В это утро он с особым рвением занимался гимнастикой. Привычные упражнения, последовательно разогревавшие определенные группы мышц, успокаивали. Он переключил свои мысли на дела прозаические: сегодня предстояло выполнить просьбу Муромцева и разузнать хоть что-то о будущем муже старшей профессорской дочери. Придется нанести визит генеральше Зонберг. Вполне возможно, немотивированная неприязнь семейства Муромцевых к жениху обретет под собой какой-то фундамент. Кто знает, может, Зонберг сообщит о герое турецкой кампании нечто такое, что заставит Брунгильду не торопиться с окончательным решением.
Клим Кириллович усмехнулся. Его собственный опыт свидетельствовал, как непрочны чувства юных: не сам ли он года три назад воображал себя влюбленным в златоволосую красавицу-пианистку? Перст судьбы… Брунгильду Николаевну привлекают яркие, экзотические мужчины, в которых есть некая тайна, загадочность! Она не могла бы отдать свое сердце заурядному, частнопрактикующему врачу, пусть и очень хорошему специалисту. Доктор с грустью вспомнил, как страдала Брунгильда Николаевна, влюбившаяся с первого взгляда в юного Глеба Тугарина, наследника одного из строителей Успенского собора в Кремле! Затем вокруг нее увивался англичанин Чарльз Стрейсноу, кое-кто даже предполагал, что он потомок Петра Великого! А сейчас — романтический генерал Фанфалькин! Одно имя его чего стоит — Эраст! Предел девических вожделений!
А может, сам он охладел к Брунгильде потому, что рядом с ним всегда была живая, непосредственная, неожиданная Машенька, вовлекающая его в свои дикие приключения? Он явственно представил, как обычно все начинается: возбужденный шепот Муры «Клим Кириллович», ее округлившиеся глаза — и радостно рассмеялся. В приподнятом состоянии духа он прошел в ванную, быстро умылся, побрился, оделся и направился в столовую. По квартире разносился запах готового завтрака, но только теперь он понял, что сегодня еще не слышал привычного топотания тетушки. Неужели она куда-то ушла?
Полину Тихоновну он обнаружил в гостиной. Она приткнулась с шитьем в руках в уголок дивана.
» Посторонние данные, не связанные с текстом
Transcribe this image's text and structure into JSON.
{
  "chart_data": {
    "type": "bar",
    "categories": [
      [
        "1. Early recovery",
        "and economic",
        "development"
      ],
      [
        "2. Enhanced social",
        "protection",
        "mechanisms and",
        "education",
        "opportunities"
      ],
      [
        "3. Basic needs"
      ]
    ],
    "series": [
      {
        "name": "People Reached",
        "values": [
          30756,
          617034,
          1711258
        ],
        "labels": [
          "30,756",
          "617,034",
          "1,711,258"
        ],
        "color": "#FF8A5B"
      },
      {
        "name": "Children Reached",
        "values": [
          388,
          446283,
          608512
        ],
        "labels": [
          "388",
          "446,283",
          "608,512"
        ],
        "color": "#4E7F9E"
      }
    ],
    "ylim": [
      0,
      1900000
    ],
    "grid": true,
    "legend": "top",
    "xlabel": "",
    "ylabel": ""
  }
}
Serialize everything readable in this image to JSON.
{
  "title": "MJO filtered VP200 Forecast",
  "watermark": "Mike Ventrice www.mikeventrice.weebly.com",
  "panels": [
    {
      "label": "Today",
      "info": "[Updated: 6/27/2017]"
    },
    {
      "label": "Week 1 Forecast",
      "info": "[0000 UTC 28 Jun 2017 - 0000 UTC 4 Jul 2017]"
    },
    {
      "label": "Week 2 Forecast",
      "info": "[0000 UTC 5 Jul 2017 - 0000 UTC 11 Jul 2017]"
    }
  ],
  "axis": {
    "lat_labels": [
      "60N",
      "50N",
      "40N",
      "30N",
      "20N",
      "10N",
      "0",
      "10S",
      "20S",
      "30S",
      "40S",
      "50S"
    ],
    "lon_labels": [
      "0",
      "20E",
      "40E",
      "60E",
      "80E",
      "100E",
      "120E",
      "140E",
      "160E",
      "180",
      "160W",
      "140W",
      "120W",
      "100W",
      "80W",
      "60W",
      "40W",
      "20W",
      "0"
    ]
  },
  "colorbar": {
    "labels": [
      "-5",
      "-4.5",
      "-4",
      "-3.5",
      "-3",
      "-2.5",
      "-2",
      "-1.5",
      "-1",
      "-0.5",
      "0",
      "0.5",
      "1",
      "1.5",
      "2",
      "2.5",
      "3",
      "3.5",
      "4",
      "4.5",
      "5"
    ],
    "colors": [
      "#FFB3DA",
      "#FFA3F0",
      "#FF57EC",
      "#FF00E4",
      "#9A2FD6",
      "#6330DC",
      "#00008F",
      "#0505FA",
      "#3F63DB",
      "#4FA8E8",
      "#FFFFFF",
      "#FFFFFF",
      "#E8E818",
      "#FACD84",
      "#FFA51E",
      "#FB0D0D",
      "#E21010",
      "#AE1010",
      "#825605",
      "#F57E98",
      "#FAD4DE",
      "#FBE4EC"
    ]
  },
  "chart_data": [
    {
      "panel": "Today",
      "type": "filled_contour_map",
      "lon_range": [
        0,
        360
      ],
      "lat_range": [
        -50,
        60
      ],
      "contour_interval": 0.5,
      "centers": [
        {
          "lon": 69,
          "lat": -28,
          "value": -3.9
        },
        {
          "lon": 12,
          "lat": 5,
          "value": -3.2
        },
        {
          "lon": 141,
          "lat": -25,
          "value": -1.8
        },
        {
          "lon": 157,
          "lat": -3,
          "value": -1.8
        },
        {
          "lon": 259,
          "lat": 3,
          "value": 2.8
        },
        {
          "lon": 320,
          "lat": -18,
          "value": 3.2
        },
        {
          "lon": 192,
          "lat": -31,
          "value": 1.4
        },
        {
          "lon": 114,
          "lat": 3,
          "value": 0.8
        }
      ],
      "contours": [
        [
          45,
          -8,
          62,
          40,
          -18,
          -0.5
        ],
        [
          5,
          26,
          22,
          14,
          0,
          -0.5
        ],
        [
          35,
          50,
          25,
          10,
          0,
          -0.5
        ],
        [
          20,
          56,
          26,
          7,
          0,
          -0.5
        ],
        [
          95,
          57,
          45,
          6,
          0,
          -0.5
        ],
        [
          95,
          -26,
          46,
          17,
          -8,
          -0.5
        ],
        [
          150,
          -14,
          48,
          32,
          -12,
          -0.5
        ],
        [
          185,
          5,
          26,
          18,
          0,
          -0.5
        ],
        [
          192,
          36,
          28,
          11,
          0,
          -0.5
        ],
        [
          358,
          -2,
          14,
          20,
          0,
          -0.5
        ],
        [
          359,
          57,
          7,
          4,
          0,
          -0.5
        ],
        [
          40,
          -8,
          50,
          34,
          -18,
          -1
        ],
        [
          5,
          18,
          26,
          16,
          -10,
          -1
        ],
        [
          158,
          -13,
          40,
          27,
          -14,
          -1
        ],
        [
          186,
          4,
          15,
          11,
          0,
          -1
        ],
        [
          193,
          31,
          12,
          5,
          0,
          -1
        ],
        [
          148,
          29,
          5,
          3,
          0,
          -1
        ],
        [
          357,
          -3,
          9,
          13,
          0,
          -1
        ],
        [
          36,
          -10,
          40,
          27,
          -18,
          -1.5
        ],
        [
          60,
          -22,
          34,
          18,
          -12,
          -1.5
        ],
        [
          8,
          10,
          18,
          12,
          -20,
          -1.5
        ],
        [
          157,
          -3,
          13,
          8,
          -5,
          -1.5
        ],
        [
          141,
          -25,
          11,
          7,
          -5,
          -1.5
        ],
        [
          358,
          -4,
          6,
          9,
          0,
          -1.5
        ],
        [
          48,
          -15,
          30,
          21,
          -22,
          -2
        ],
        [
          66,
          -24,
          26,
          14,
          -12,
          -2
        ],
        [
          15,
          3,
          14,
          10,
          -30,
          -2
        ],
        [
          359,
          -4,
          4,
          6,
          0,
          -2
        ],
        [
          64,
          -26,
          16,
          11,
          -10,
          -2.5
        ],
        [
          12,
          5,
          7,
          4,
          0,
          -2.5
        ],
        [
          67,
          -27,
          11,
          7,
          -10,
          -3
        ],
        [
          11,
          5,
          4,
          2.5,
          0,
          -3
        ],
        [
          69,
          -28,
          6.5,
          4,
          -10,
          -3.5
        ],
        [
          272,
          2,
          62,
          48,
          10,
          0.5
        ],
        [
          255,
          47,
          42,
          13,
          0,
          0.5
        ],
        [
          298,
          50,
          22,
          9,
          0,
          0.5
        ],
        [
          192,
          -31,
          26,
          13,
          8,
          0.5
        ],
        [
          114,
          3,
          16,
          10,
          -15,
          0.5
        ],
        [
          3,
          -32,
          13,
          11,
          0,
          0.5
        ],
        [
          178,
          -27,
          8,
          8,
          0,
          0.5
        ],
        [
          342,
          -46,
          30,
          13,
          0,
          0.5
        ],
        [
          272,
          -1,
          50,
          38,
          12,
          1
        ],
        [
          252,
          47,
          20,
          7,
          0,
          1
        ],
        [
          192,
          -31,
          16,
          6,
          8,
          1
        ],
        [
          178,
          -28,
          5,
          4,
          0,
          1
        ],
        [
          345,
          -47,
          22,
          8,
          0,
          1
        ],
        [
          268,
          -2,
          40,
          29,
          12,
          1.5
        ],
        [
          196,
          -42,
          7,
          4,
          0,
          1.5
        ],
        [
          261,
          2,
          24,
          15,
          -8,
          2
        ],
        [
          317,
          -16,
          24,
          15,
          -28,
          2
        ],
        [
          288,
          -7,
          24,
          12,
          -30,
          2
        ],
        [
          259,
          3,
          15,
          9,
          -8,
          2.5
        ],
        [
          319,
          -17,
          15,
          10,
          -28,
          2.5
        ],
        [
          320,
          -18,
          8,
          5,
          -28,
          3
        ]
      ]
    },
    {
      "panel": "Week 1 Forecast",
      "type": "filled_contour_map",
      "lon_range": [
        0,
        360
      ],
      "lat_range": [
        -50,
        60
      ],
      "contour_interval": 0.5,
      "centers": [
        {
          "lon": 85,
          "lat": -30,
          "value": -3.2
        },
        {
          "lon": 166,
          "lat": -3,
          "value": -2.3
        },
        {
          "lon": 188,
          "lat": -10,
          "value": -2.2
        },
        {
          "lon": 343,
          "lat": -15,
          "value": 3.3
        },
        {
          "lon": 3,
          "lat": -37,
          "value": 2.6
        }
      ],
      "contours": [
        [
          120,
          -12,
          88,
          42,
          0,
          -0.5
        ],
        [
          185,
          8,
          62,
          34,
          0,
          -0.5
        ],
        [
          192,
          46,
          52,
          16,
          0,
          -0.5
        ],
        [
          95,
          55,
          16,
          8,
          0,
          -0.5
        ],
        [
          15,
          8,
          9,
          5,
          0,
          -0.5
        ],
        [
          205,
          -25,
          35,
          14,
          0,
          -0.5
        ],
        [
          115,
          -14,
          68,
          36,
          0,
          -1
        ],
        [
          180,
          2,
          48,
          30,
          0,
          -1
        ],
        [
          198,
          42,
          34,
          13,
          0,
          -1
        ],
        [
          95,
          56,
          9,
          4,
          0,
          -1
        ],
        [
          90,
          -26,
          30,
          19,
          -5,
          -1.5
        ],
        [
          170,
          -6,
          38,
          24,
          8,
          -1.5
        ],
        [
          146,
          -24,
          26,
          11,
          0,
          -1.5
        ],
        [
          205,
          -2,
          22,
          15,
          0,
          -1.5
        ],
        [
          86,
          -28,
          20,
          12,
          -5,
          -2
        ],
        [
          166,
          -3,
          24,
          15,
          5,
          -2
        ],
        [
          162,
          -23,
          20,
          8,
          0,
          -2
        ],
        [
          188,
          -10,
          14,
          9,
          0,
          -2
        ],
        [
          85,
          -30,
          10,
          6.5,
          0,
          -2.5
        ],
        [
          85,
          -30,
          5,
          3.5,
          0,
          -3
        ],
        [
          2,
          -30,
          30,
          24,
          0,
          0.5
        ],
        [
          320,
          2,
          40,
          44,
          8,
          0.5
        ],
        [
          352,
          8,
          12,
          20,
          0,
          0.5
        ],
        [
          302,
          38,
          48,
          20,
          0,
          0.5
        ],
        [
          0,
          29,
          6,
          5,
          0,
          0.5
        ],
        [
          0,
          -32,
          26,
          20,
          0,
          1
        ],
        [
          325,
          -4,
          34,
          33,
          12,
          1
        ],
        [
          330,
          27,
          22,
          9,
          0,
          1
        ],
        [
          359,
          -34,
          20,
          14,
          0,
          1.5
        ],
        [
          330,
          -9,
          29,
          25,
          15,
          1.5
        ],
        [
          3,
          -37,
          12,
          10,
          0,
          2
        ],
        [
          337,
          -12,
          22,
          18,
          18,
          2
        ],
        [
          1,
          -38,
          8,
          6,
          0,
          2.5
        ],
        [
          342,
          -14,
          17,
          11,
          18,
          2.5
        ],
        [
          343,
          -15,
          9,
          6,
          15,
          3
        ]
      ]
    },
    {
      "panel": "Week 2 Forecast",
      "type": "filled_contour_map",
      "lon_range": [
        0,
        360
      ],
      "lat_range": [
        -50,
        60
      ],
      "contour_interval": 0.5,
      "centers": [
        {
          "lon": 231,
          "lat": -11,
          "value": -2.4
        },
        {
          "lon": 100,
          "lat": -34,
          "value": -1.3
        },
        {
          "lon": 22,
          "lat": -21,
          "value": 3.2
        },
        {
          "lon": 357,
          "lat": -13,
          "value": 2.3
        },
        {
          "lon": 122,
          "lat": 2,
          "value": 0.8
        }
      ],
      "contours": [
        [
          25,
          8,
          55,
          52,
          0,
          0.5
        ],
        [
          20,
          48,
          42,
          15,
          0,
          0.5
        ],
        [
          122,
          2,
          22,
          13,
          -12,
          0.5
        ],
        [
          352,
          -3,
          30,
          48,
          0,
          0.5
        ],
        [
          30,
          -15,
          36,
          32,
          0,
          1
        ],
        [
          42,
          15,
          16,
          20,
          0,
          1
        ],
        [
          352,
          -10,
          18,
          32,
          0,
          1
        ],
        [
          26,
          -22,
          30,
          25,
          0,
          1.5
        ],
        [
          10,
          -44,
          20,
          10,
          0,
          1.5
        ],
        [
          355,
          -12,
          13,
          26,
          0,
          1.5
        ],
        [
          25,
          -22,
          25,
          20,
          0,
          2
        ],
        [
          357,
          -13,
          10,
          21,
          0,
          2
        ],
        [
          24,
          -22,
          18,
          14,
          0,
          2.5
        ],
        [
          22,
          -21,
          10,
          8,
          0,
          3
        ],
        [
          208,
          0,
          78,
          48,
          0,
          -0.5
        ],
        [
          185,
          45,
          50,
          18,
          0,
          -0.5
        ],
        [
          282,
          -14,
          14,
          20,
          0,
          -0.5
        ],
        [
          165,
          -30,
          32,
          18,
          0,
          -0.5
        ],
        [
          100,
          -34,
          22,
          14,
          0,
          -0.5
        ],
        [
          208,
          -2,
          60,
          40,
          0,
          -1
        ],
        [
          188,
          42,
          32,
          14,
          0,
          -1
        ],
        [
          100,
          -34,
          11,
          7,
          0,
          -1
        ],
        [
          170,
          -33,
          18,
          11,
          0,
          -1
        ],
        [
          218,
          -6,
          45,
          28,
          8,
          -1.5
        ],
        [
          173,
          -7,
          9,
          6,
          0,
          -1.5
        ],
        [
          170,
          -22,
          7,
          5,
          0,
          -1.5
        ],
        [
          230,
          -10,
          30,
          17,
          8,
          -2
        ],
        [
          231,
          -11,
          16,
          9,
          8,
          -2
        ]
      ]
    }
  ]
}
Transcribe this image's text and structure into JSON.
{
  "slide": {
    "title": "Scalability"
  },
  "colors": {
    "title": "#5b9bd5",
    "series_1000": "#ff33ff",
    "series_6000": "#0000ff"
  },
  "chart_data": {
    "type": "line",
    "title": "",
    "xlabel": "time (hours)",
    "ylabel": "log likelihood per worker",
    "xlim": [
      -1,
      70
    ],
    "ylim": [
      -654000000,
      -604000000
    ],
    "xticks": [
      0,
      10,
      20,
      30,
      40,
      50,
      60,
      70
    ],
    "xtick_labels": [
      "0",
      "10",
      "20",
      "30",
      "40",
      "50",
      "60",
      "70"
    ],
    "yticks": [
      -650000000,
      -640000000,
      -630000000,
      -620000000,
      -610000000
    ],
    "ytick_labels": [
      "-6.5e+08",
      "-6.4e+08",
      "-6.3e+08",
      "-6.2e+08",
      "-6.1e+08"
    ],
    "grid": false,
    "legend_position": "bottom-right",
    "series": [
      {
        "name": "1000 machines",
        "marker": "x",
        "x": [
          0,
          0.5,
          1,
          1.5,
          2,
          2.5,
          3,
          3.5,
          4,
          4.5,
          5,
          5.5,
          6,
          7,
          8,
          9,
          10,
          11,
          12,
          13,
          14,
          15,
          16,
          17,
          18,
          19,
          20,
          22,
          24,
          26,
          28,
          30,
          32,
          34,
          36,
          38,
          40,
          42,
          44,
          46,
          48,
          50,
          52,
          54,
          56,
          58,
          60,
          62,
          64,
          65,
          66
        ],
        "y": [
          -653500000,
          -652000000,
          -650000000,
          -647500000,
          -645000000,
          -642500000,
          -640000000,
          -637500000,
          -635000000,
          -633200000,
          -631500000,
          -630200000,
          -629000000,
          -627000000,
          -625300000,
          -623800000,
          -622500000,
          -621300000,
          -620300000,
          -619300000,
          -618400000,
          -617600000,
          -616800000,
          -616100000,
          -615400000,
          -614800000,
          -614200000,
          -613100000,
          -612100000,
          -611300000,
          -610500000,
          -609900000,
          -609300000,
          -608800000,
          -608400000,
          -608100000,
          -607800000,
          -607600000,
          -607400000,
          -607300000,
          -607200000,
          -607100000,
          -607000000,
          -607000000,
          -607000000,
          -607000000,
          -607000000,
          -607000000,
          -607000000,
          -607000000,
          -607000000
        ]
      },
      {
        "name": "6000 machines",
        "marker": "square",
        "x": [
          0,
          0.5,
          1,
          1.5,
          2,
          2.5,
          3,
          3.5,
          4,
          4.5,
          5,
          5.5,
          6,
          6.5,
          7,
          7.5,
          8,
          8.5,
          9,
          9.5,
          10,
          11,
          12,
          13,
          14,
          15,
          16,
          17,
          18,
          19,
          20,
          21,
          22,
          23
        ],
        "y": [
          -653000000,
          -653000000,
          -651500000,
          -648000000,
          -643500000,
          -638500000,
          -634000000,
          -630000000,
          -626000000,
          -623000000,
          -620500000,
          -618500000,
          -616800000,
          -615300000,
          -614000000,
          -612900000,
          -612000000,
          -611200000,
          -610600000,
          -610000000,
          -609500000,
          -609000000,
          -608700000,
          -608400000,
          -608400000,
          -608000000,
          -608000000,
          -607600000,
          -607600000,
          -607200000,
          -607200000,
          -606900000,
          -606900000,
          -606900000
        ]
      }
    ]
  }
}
На столе, лишенном нарядной скатерти, лежали куски белой ткани.
— Доброе утро, дражайшая тетушка.
— Завтрак давно готов, — отозвалась она, отрываясь от шитья и внимательно взглянув поверх очков на племянника, — если надо подогреть, скажи кухарке.
— Чем же вы занимаетесь? — Клим Кириллович с теплой улыбкой поддразнивал свою единственную домочадку. — Я так привык видеть вас утром с газетами в руках. А вы вдруг шитьем увлеклись.
Тетушка нахмурилась.
— Газеты, Климушка, читать не хочется. Ерунда какая-то! Представляешь? «Русь» ратует за поражение России, считает за благо! Якобы тысячи погибших русских солдат и моряков заставят Государя встать на путь либерализации. Это что же, чем больше людей погибнет, тем больше либералы обрадуются?
— Разновидность политического сумасшествия, — отмахнулся доктор. — Таких людей надо в лечебницы отправлять, да медицинская наука еще не квалифицировала эти явления как патологические. — И с любопытством глядя на сосредоточенную швею, продолжил: — Знал бы, что вы шитьем займетесь, подарил бы вам к Рождеству швейную машинку «Зингер».
— О, Климушка, — укорила племянника порозовевшая тетушка, — дороговатый подарок. Да и мое увлечение, как ты его называешь, кратковременно. Вчера наведывались женщины из комитета по поддержке фронту, просили помочь нашим защитникам — сшить хотя бы несколько рубах… Разве я могла отказать?
— Вы великодушны, тетушка, я всегда это знал, — ответил доктор и отправился в столовую, завтракать в непривычном одиночестве.
Быстро управившись с картофельным пудингом и ветчиною, он договорился по телефону с генеральшей Зонберг о визите и вскоре с саквояжем в руках покинул дом.
Сухой, солнечный морозец бодрил, сани как-то особенно весело поскрипывали полозьями по укатанной колее, снежные шапки на приворотных тумбах, на подоконниках, на дверных козырьках радовали своей округлостью, — и хотя на краю империи шла война и гибли люди, казалось, что начинающийся таким сиянием день сулит бесконечно доброе.
До дома, где квартировала генеральша Зонберг, Клим Кириллович добрался быстро. Он щедро расплатился с удивленным неожиданными чаевыми извозчиком, пошарил в кармане и сунул гривенник знакомому швейцару и, как мальчишка, преодолевая несколько ступенек за раз, взлетел на второй этаж по мраморным ступенькам, устланным ковровой дорожкой.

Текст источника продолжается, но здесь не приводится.